Showing posts with label Miami. Show all posts
Showing posts with label Miami. Show all posts

Sunday, July 25, 2010

County's Adopt-a-Tree program is a blooming success

Crowds come and go at the tree give-away
This tree give-away program rocks! And kudos to Miami-Dade's Department of Environmental Resource Management for setting it up some 10-plus years ago. It's given away hundreds of thousands of shade trees -- flowering, fruit, natives -- to home owners who are entitled to up to two trees per year.

It started after a survey indicated that Dade's tree canopy was a horribly low 10 percent. And then the citrus canker fiasco began and some half million backyard citrus trees were cut down by the state in order to protect the commercial citrus industry. Fail.

So DERM applied for canopy restoration grants, and the rest is history.



After we complete the paperwork, we stand in line in the hot, hot sun, waiting our turn. (I've done this enough times to be prepared with hat and long sleeves.)


We watch the trees being unloaded from one of the huge tractor trailers, which collect the trees from local nurseries contracted to grow them for the county. (The program is a boon to nurseries, too.)


Finally! It's my turn. But I arrived late for today's event (one of four, this year). By the time I got to the head of the line, only pigeon plum (Coccoloba diversifolia) was left, which is way too big for my yard. I sneaked back around to the education center where, hooray, there were three native Dahoon holllies (Ilex cassine)  -- the trees I had wanted -- on display. Dahoon holly is dioecious and I managed to get the only female, showing small green berries. So, I came away a happy camper. I will claim another tree at the next event.


And here's my holly, home and waiting to go in the ground.

Sunday, July 11, 2010

Old Miami

This is what much of South Florida, east of the Everglades, looked like until the post WWII building boom began the destruction. The "pine rocklands"
are unique to Miami-Dade County, parts of the Keys and a few Bahamian islands. Of the 225 species of native plants that grow on them in Dade, 20 percent can be found nowhere else, and their survival is far from guaranteed.

The understory palm, growing beneath the pines, is the low growing saw palmetto (Serenoa repens), used in several natural remedies, especially for prostate health.  It has nasty little spines along the petiole, hence the "saw" in the common name.


I bicycled over to this area with Sparky recently, but it's fenced off, which, while keeping people (and dogs) out, doesn't prevent invasive, non-native plants from taking root. Still, it didn't look too bad, so I guess the county is taking care of it. This particular site is only a few acres and, you guessed it, a new development is going up next door, although it seems to be stalled for the moment. (One of the few benefits of the recession?)



Many years ago, I was listening to Car Talk on National Public Radio, and someone from Pembroke Pines, a municipality in Broward County, just north of Miami-Dade, called in with a question. The Car Guys decided that pine trees couldn't possibly grow in a climate like this. Ha! Actually, these are a subspecies of  the southern slash pine, generally known as Dade County pine (Pinus elliottii var. densa).

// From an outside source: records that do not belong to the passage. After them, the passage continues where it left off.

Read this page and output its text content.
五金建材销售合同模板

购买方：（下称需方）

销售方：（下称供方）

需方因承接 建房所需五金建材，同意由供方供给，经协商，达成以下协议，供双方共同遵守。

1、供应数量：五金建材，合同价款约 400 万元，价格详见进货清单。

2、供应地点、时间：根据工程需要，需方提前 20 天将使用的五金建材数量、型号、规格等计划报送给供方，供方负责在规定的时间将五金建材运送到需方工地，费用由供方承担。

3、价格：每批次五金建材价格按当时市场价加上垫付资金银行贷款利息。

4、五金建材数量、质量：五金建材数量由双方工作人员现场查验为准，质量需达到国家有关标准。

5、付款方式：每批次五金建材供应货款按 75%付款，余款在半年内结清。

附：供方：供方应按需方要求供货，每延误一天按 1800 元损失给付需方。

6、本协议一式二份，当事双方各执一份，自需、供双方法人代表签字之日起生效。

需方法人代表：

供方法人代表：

They are very slow growing, which results in a dense, resin-filled wood that's resistant to termites. No wonder so much was cut down; every house built through the 50s had floors made of it. Fortunately, when old houses are being torn down, much of that precious wood is now being recycled.

The last photo is of a similar habitat, but this was taken in the National Key Deer Refuge on Big Pine Key. It gives the impression of being hot and dry, but this was a September afternoon, and it was hot and humid and the skeeters were out in full force.

Wednesday, April 28, 2010

Bird dialects

While I was in Atlanta, I read a New York Times story about birding apps for iPhones and the like. (Until I get another job, I can't afford an iPhone but I'm lusting after one.) The article says that developing an app that identifies birdsong is problematic because birds have regional "dialects."

That was a coincidence because I'd been listening to the breeding song of the cardinals in Atlanta and it was noticeably different from those in Miami, 700 miles to the south. The song in Miami has a higher pitch and is faster.

Has anyone else noticed the same thing with cardinals or other birds?